E à direita? António Costa Pinto acredita que “se o PSD iniciar um período de desafio ao líder até janeiro” (quando haverá eleições internas entre os sociais-democratas) a bancada parlamentar tenderá a refletir esse contexto e a “polarizar” posições com os socialistas. Quanto aos pequenos partidos da direita, dificilmente estas eleições trarão grandes novidades à Iniciativa Liberal. Já para o Chega será “um teste à estrutura nacional” do partido.
“Vamos perceber se o partido vai além de André Ventura ou não”, defende, por seu lado, Paula do Espírito Santo, mas sublinhando que as eleições autárquicas “dão um espaço relativamente limitado às forças políticas mais pequenas”.
Recomeço a meio-gás
Já hoje, a conferência de líderes reúne para marcar os primeiros agendamentos da terceira sessão legislativa, que marca o virar de página para a segunda metade da legislatura. As sessões plenárias são retomadas na quarta-feira da próxima semana, repetindo-se nos dois dias seguintes, mas é previsível que estes plenários iniciais sejam sobretudo dedicados a declarações políticas, projetos de resolução e petições, deixando as matérias de primeira linha para depois das autárquicas - até porque nesta altura há um número considerável de deputados que se apresentam como candidatos às eleições locais.

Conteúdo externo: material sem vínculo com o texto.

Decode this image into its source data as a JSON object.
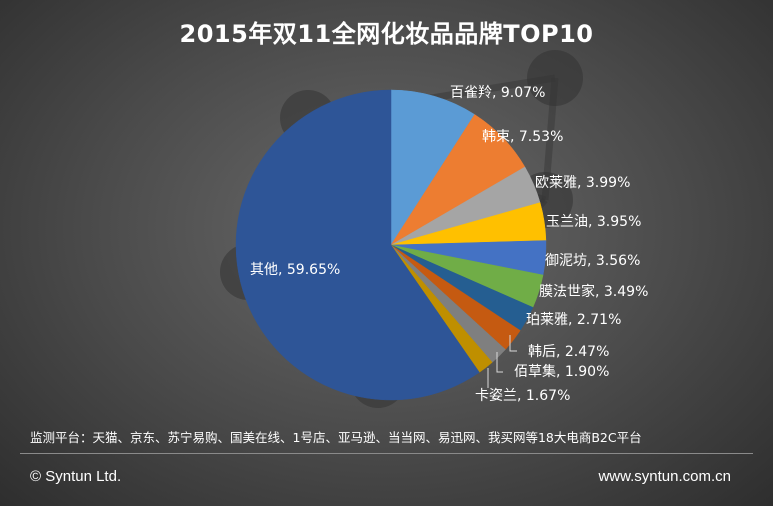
{
  "chart_data": {
    "type": "pie",
    "title": "2015年双11全网化妆品品牌TOP10",
    "slices": [
      {
        "label": "百雀羚",
        "value": 9.07,
        "value_label": "9.07%",
        "color": "#5b9bd5"
      },
      {
        "label": "韩束",
        "value": 7.53,
        "value_label": "7.53%",
        "color": "#ed7d31"
      },
      {
        "label": "欧莱雅",
        "value": 3.99,
        "value_label": "3.99%",
        "color": "#a5a5a5"
      },
      {
        "label": "玉兰油",
        "value": 3.95,
        "value_label": "3.95%",
        "color": "#ffc000"
      },
      {
        "label": "御泥坊",
        "value": 3.56,
        "value_label": "3.56%",
        "color": "#4472c4"
      },
      {
        "label": "膜法世家",
        "value": 3.49,
        "value_label": "3.49%",
        "color": "#70ad47"
      },
      {
        "label": "珀莱雅",
        "value": 2.71,
        "value_label": "2.71%",
        "color": "#255e91"
      },
      {
        "label": "韩后",
        "value": 2.47,
        "value_label": "2.47%",
        "color": "#c55a11"
      },
      {
        "label": "佰草集",
        "value": 1.9,
        "value_label": "1.90%",
        "color": "#7f7f7f"
      },
      {
        "label": "卡姿兰",
        "value": 1.67,
        "value_label": "1.67%",
        "color": "#bf8f00"
      },
      {
        "label": "其他",
        "value": 59.65,
        "value_label": "59.65%",
        "color": "#2e5597"
      }
    ]
  },
  "note": "监测平台：天猫、京东、苏宁易购、国美在线、1号店、亚马逊、当当网、易迅网、我买网等18大电商B2C平台",
  "footer": {
    "copyright": "© Syntun Ltd.",
    "website": "www.syntun.com.cn"
  },
  "text_color": "#ffffff"
}
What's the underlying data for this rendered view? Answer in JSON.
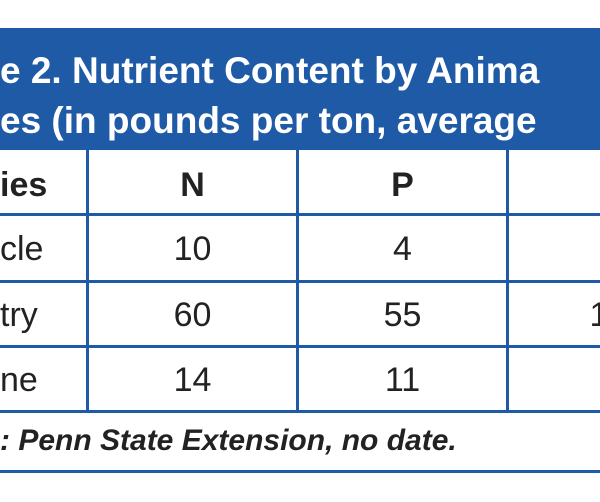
{
  "table": {
    "title_lines": [
      "e 2. Nutrient Content by Anima",
      "es (in pounds per ton, average"
    ],
    "header": [
      "ies",
      "N",
      "P",
      ""
    ],
    "rows": [
      [
        "cle",
        "10",
        "4",
        ""
      ],
      [
        "try",
        "60",
        "55",
        "1"
      ],
      [
        "ne",
        "14",
        "11",
        ""
      ]
    ],
    "source": ": Penn State Extension, no date."
  }
}
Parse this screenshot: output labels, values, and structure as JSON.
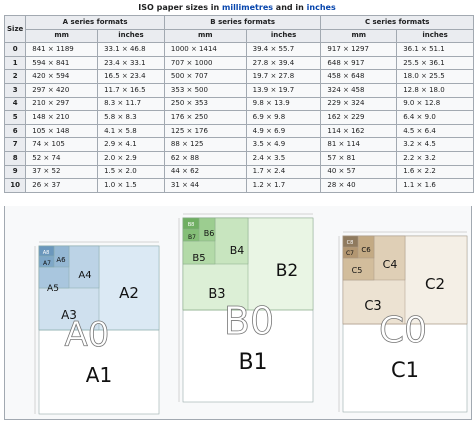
{
  "caption": {
    "prefix": "ISO paper sizes in ",
    "link1": "millimetres",
    "middle": " and in ",
    "link2": "inches"
  },
  "headers": {
    "size": "Size",
    "a_series": "A series formats",
    "b_series": "B series formats",
    "c_series": "C series formats",
    "mm": "mm",
    "inches": "inches"
  },
  "rows": [
    {
      "size": "0",
      "a_mm": "841 × 1189",
      "a_in": "33.1 × 46.8",
      "b_mm": "1000 × 1414",
      "b_in": "39.4 × 55.7",
      "c_mm": "917 × 1297",
      "c_in": "36.1 × 51.1"
    },
    {
      "size": "1",
      "a_mm": "594 × 841",
      "a_in": "23.4 × 33.1",
      "b_mm": "707 × 1000",
      "b_in": "27.8 × 39.4",
      "c_mm": "648 × 917",
      "c_in": "25.5 × 36.1"
    },
    {
      "size": "2",
      "a_mm": "420 × 594",
      "a_in": "16.5 × 23.4",
      "b_mm": "500 × 707",
      "b_in": "19.7 × 27.8",
      "c_mm": "458 × 648",
      "c_in": "18.0 × 25.5"
    },
    {
      "size": "3",
      "a_mm": "297 × 420",
      "a_in": "11.7 × 16.5",
      "b_mm": "353 × 500",
      "b_in": "13.9 × 19.7",
      "c_mm": "324 × 458",
      "c_in": "12.8 × 18.0"
    },
    {
      "size": "4",
      "a_mm": "210 × 297",
      "a_in": "8.3 × 11.7",
      "b_mm": "250 × 353",
      "b_in": "9.8 × 13.9",
      "c_mm": "229 × 324",
      "c_in": "9.0 × 12.8"
    },
    {
      "size": "5",
      "a_mm": "148 × 210",
      "a_in": "5.8 × 8.3",
      "b_mm": "176 × 250",
      "b_in": "6.9 × 9.8",
      "c_mm": "162 × 229",
      "c_in": "6.4 × 9.0"
    },
    {
      "size": "6",
      "a_mm": "105 × 148",
      "a_in": "4.1 × 5.8",
      "b_mm": "125 × 176",
      "b_in": "4.9 × 6.9",
      "c_mm": "114 × 162",
      "c_in": "4.5 × 6.4"
    },
    {
      "size": "7",
      "a_mm": "74 × 105",
      "a_in": "2.9 × 4.1",
      "b_mm": "88 × 125",
      "b_in": "3.5 × 4.9",
      "c_mm": "81 × 114",
      "c_in": "3.2 × 4.5"
    },
    {
      "size": "8",
      "a_mm": "52 × 74",
      "a_in": "2.0 × 2.9",
      "b_mm": "62 × 88",
      "b_in": "2.4 × 3.5",
      "c_mm": "57 × 81",
      "c_in": "2.2 × 3.2"
    },
    {
      "size": "9",
      "a_mm": "37 × 52",
      "a_in": "1.5 × 2.0",
      "b_mm": "44 × 62",
      "b_in": "1.7 × 2.4",
      "c_mm": "40 × 57",
      "c_in": "1.6 × 2.2"
    },
    {
      "size": "10",
      "a_mm": "26 × 37",
      "a_in": "1.0 × 1.5",
      "b_mm": "31 × 44",
      "b_in": "1.2 × 1.7",
      "c_mm": "28 × 40",
      "c_in": "1.1 × 1.6"
    }
  ],
  "diagram_a": {
    "big": "A0",
    "main": "A1",
    "labels": [
      "A2",
      "A3",
      "A4",
      "A5",
      "A6",
      "A7",
      "A8"
    ]
  },
  "diagram_b": {
    "big": "B0",
    "main": "B1",
    "labels": [
      "B2",
      "B3",
      "B4",
      "B5",
      "B6",
      "B7",
      "B8"
    ]
  },
  "diagram_c": {
    "big": "C0",
    "main": "C1",
    "labels": [
      "C2",
      "C3",
      "C4",
      "C5",
      "C6",
      "C7",
      "C8"
    ]
  },
  "colors": {
    "a_fill": "#dbe9f4",
    "b_fill": "#dcefd6",
    "c_fill": "#ece2d2",
    "border": "#a2a9b1",
    "header_bg": "#eaecf0",
    "link": "#0645ad"
  }
}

Para sexta-feira da próxima semana está marcada a eleição de quatro candidatos a juízes do Tribunal Constitucional, uma votação que esteve marcada para julho, mas acabou adiada dado estarem então mais de duas dezenas de deputados em isolamento profilático.
Após a interrupção, na semana anterior às autárquicas, o Parlamento voltará à agenda normal de trabalhos, mas por pouco tempo. Em lista de espera para votação estão temas como a despenalização da morte medicamente assistida que não deverá avançar já –, a Lei de Bases do Clima, a inseminação pós-morte ou a gestação de substituição.
Entre os dossiers que vão ocupar o Parlamento nestes primeiros meses da sessão legislativa conta-se o teletrabalho: há dez projetos de lei na especialidade (onde as propostas são trabalhadas ponto a ponto), versando questões como o direito à desconexão ou o pagamento dos custos associados ao teletrabalho. Também o pacote de medidas contra a corrupção conta mais de duas dezenas de propostas, entre as quais se contam vários projetos de lei sobre enriquecimento ilícito.